It’s wrong to assume that just because I’m black that I’d cast my presidential vote for Barack Obama, or just because I’m a woman I’m more likely to vote for Hillary Clinton. Or that because I fall into both minority categories, that I'm a Democrat.
However, that’s what it seems like the media is focusing on right now, especially with primary and caucus results coming in. And I guess that’s fine, considering the historic nature of the Democratic nomination.
BUT there’s one thing us media folks do all the time (in every election, not just presidential races) that literally makes my skin crawl: we overanalyze and make a hyperbole of the “black vote,” or “Hispanic voters” or “women voters.” Another one I’ve seen: “better-educated black voters.”
I've witnessed talk of reporters being instructed to get elections' race breakdowns and find someone to analyze them. I’ve even heard stories being called “black-voter turnout stories.”
During the Shreveport mayoral election how blacks voted seemed to be a very hot topic for folks inside and (especially) outside of the newsroom.

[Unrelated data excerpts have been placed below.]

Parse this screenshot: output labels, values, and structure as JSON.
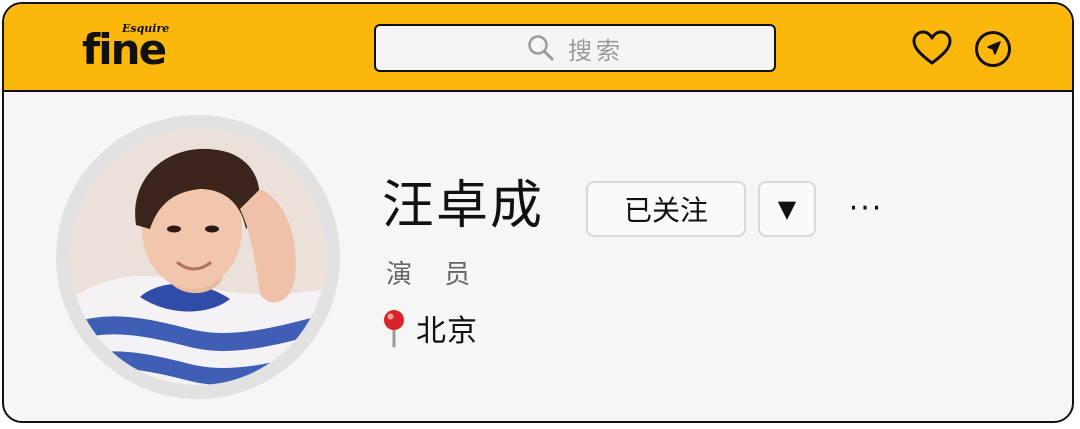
{
  "header": {
    "logo": {
      "brand": "fine",
      "sub_brand": "Esquire"
    },
    "search": {
      "placeholder": "搜索"
    },
    "icons": [
      "heart-icon",
      "compass-icon"
    ],
    "bar_color": "#fbb70c"
  },
  "profile": {
    "avatar_alt": "avatar",
    "name": "汪卓成",
    "follow_label": "已关注",
    "dropdown_label": "▼",
    "more_label": "···",
    "occupation": "演 员",
    "location": "北京",
    "location_icon": "pin-icon"
  }
}
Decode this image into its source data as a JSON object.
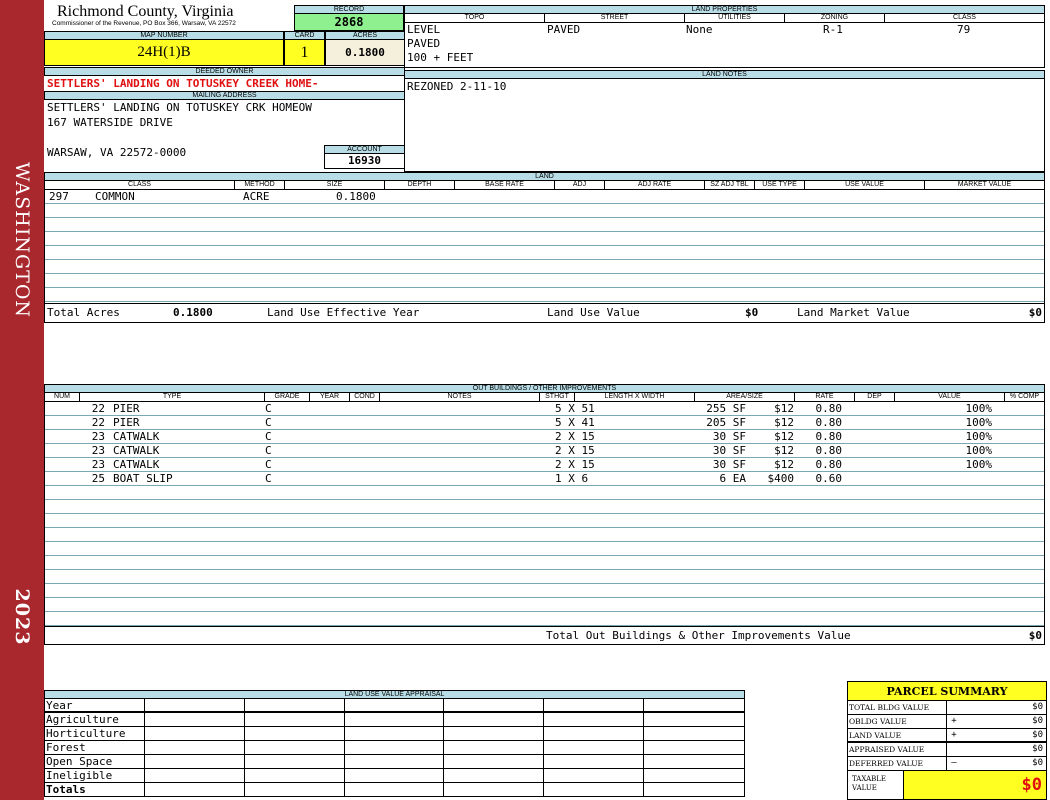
{
  "sidebar": {
    "name": "WASHINGTON",
    "year": "2023"
  },
  "header": {
    "county": "Richmond County, Virginia",
    "address": "Commissioner of the Revenue, PO Box 366, Warsaw, VA 22572",
    "record_label": "RECORD",
    "record": "2868",
    "map_label": "MAP NUMBER",
    "map": "24H(1)B",
    "card_label": "CARD",
    "card": "1",
    "acres_label": "ACRES",
    "acres": "0.1800"
  },
  "owner": {
    "deeded_label": "DEEDED OWNER",
    "deeded": "SETTLERS' LANDING ON TOTUSKEY CREEK HOME-",
    "mailing_label": "MAILING ADDRESS",
    "line1": "SETTLERS' LANDING ON TOTUSKEY CRK HOMEOW",
    "line2": "167 WATERSIDE DRIVE",
    "line3": "WARSAW, VA 22572-0000",
    "account_label": "ACCOUNT",
    "account": "16930"
  },
  "land_properties": {
    "title": "LAND PROPERTIES",
    "headers": [
      "TOPO",
      "STREET",
      "UTILITIES",
      "ZONING",
      "CLASS"
    ],
    "topo": [
      "LEVEL",
      "PAVED",
      "100 + FEET"
    ],
    "street": "PAVED",
    "utilities": "None",
    "zoning": "R-1",
    "class": "79"
  },
  "land_notes": {
    "title": "LAND NOTES",
    "text": "REZONED 2-11-10"
  },
  "land": {
    "title": "LAND",
    "headers": [
      "CLASS",
      "METHOD",
      "SIZE",
      "DEPTH",
      "BASE RATE",
      "ADJ",
      "ADJ RATE",
      "SZ ADJ TBL",
      "USE TYPE",
      "USE VALUE",
      "MARKET VALUE"
    ],
    "row": {
      "code": "297",
      "class": "COMMON",
      "method": "ACRE",
      "size": "0.1800"
    },
    "total_acres_label": "Total Acres",
    "total_acres": "0.1800",
    "eff_year_label": "Land Use Effective Year",
    "use_value_label": "Land Use Value",
    "use_value": "$0",
    "market_value_label": "Land Market Value",
    "market_value": "$0"
  },
  "outbuildings": {
    "title": "OUT BUILDINGS / OTHER IMPROVEMENTS",
    "headers": [
      "NUM",
      "TYPE",
      "GRADE",
      "YEAR",
      "COND",
      "NOTES",
      "STHGT",
      "LENGTH X WIDTH",
      "AREA/SIZE",
      "RATE",
      "DEP",
      "VALUE",
      "% COMP"
    ],
    "rows": [
      {
        "num": "22",
        "type": "PIER",
        "grade": "C",
        "lw": "5 X 51",
        "area": "255 SF",
        "rate": "$12",
        "dep": "0.80",
        "comp": "100%"
      },
      {
        "num": "22",
        "type": "PIER",
        "grade": "C",
        "lw": "5 X 41",
        "area": "205 SF",
        "rate": "$12",
        "dep": "0.80",
        "comp": "100%"
      },
      {
        "num": "23",
        "type": "CATWALK",
        "grade": "C",
        "lw": "2 X 15",
        "area": "30 SF",
        "rate": "$12",
        "dep": "0.80",
        "comp": "100%"
      },
      {
        "num": "23",
        "type": "CATWALK",
        "grade": "C",
        "lw": "2 X 15",
        "area": "30 SF",
        "rate": "$12",
        "dep": "0.80",
        "comp": "100%"
      },
      {
        "num": "23",
        "type": "CATWALK",
        "grade": "C",
        "lw": "2 X 15",
        "area": "30 SF",
        "rate": "$12",
        "dep": "0.80",
        "comp": "100%"
      },
      {
        "num": "25",
        "type": "BOAT SLIP",
        "grade": "C",
        "lw": "1 X 6",
        "area": "6 EA",
        "rate": "$400",
        "dep": "0.60",
        "comp": ""
      }
    ],
    "total_label": "Total Out Buildings & Other Improvements Value",
    "total": "$0"
  },
  "land_use": {
    "title": "LAND USE VALUE APPRAISAL",
    "rows": [
      "Year",
      "Agriculture",
      "Horticulture",
      "Forest",
      "Open Space",
      "Ineligible",
      "Totals"
    ]
  },
  "summary": {
    "title": "PARCEL SUMMARY",
    "rows": [
      {
        "label": "TOTAL BLDG VALUE",
        "sign": "",
        "value": "$0"
      },
      {
        "label": "OBLDG VALUE",
        "sign": "+",
        "value": "$0"
      },
      {
        "label": "LAND VALUE",
        "sign": "+",
        "value": "$0"
      },
      {
        "label": "APPRAISED VALUE",
        "sign": "",
        "value": "$0"
      },
      {
        "label": "DEFERRED VALUE",
        "sign": "–",
        "value": "$0"
      }
    ],
    "taxable_label": "TAXABLE VALUE",
    "taxable": "$0"
  }
}
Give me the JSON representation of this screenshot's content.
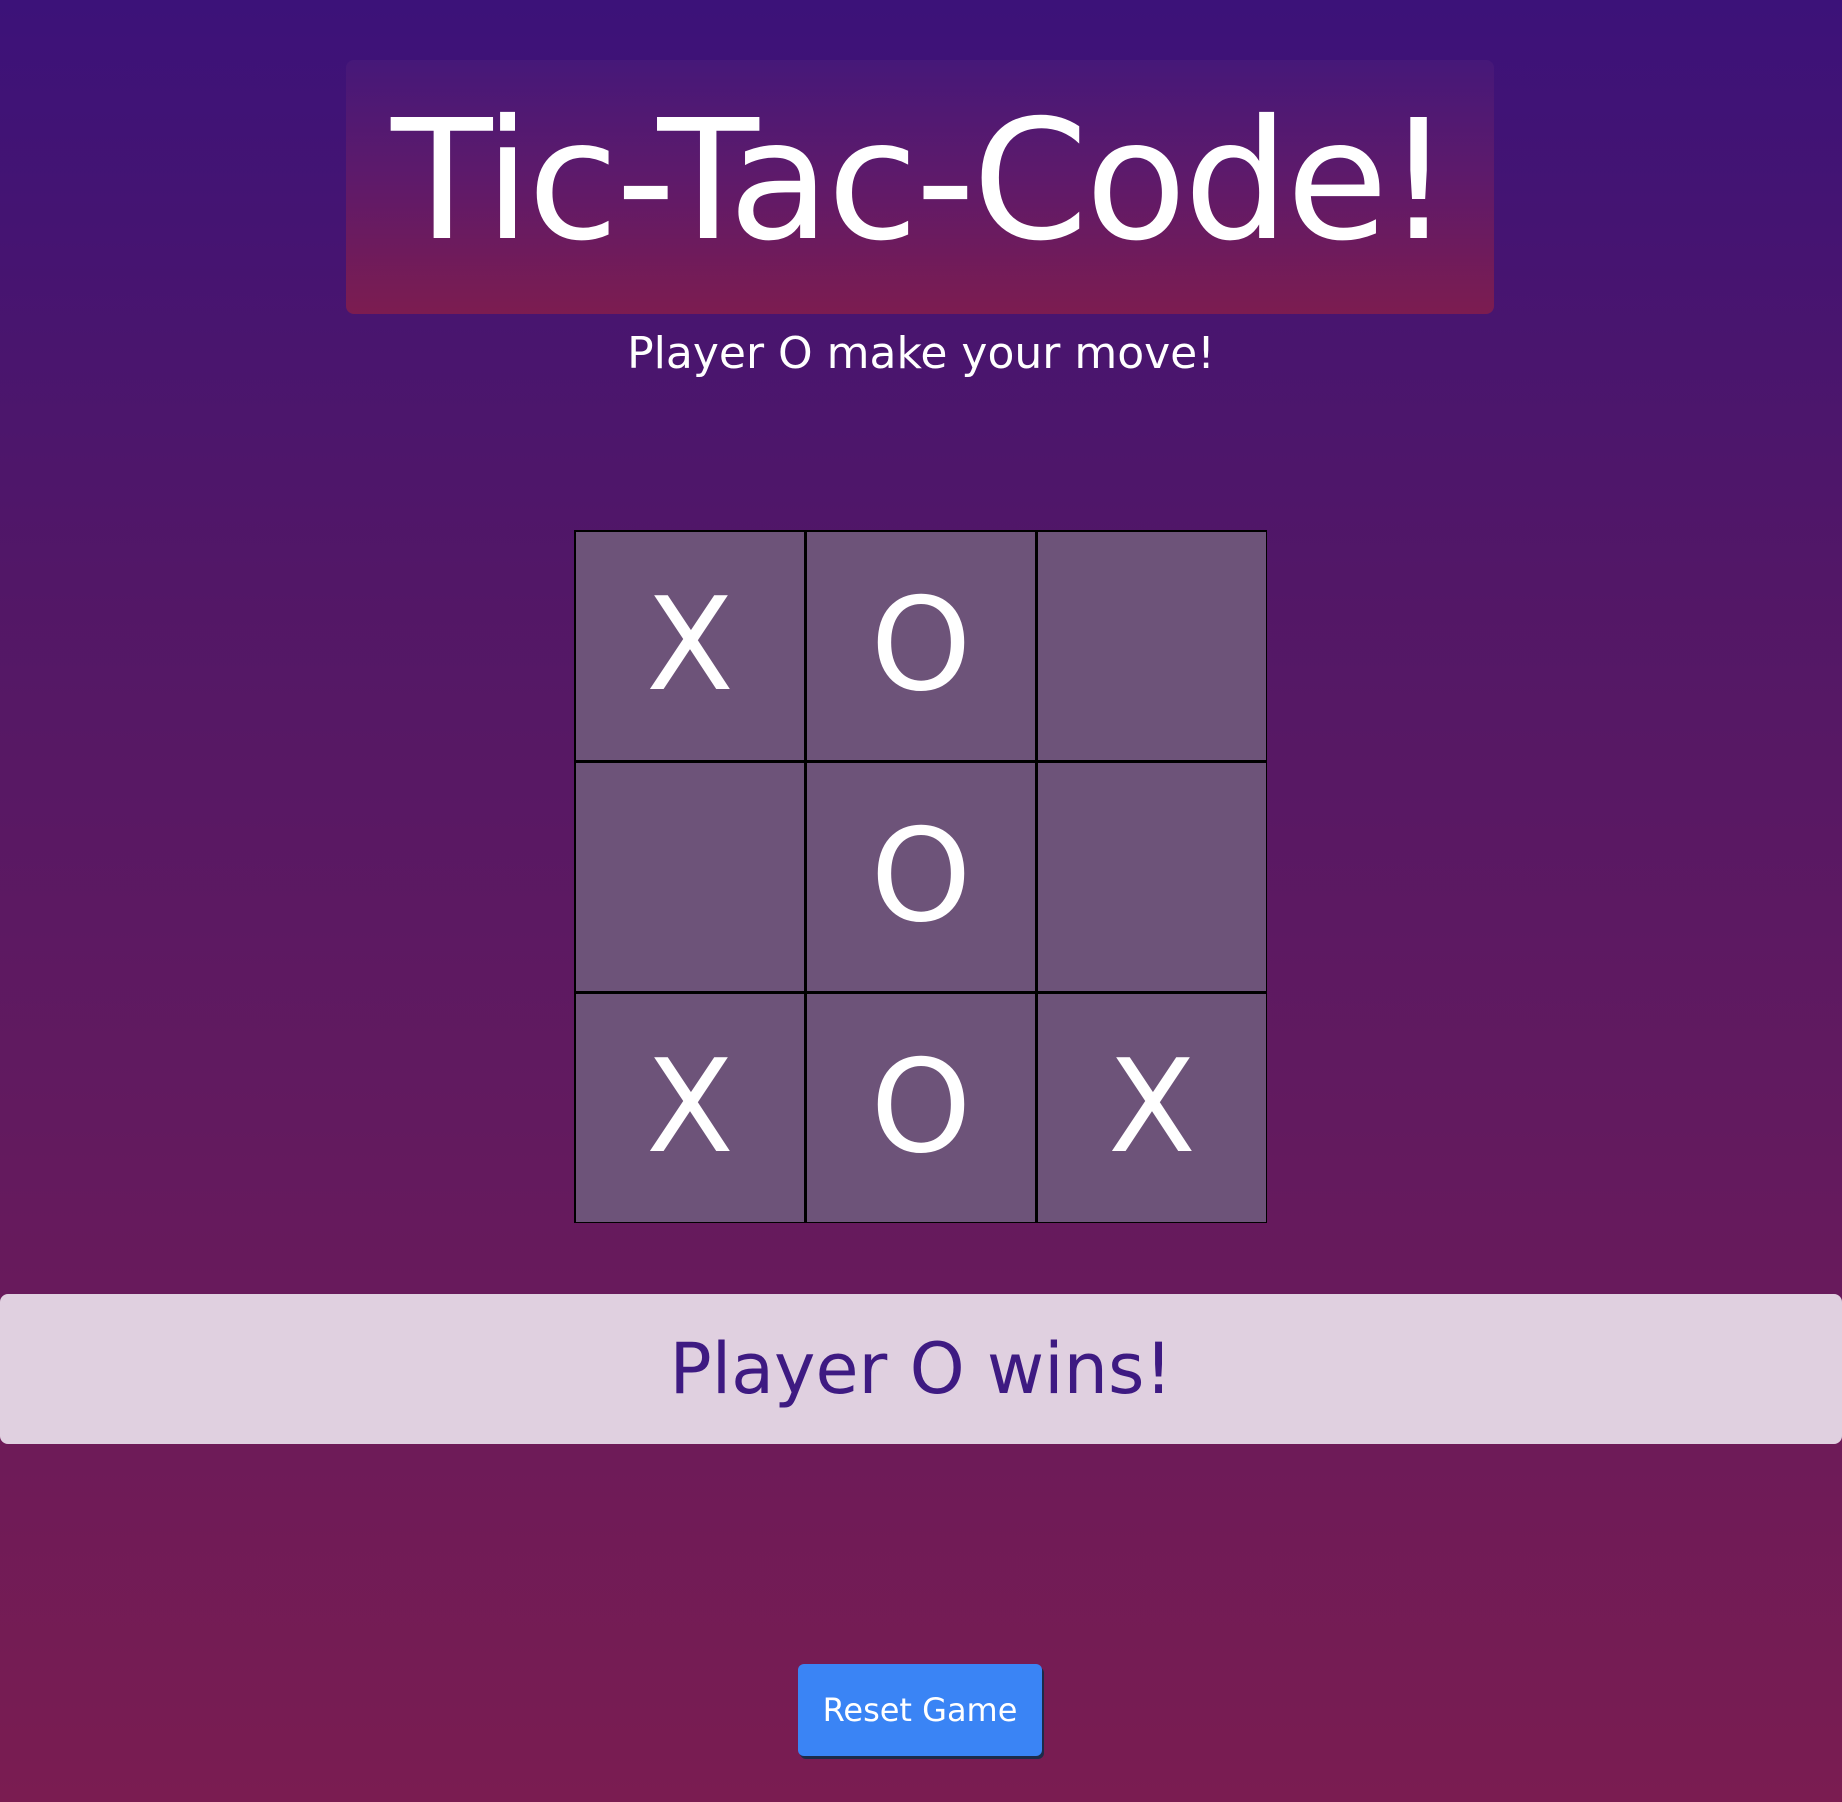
{
  "header": {
    "title": "Tic-Tac-Code!"
  },
  "status": {
    "turn_message": "Player O make your move!"
  },
  "board": {
    "cells": [
      "X",
      "O",
      "",
      "",
      "O",
      "",
      "X",
      "O",
      "X"
    ]
  },
  "result": {
    "message": "Player O wins!"
  },
  "controls": {
    "reset_label": "Reset Game"
  },
  "colors": {
    "background_top": "#3c1279",
    "background_bottom": "#7a1c51",
    "cell": "#8a5c9a",
    "banner": "#e0d0e0",
    "banner_text": "#3e1a82",
    "button": "#3a84f5"
  }
}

Last I checked there were more white men voting in all types of elections all over the country than any other minority group. And out of the relatively small population of blacks and Hispanics in the country there are a small number of people in those races who actually exercise their right to vote.
I’m not saying that race and gender in votes should be ignored. They shouldn’t. And sometimes it is very interesting to focus on. But I am saying that in the grand scheme of things, those minority groupings— especially black voters— aren’t really the determining factor in deciding elections. The real decision is made by the hordes of majority voters.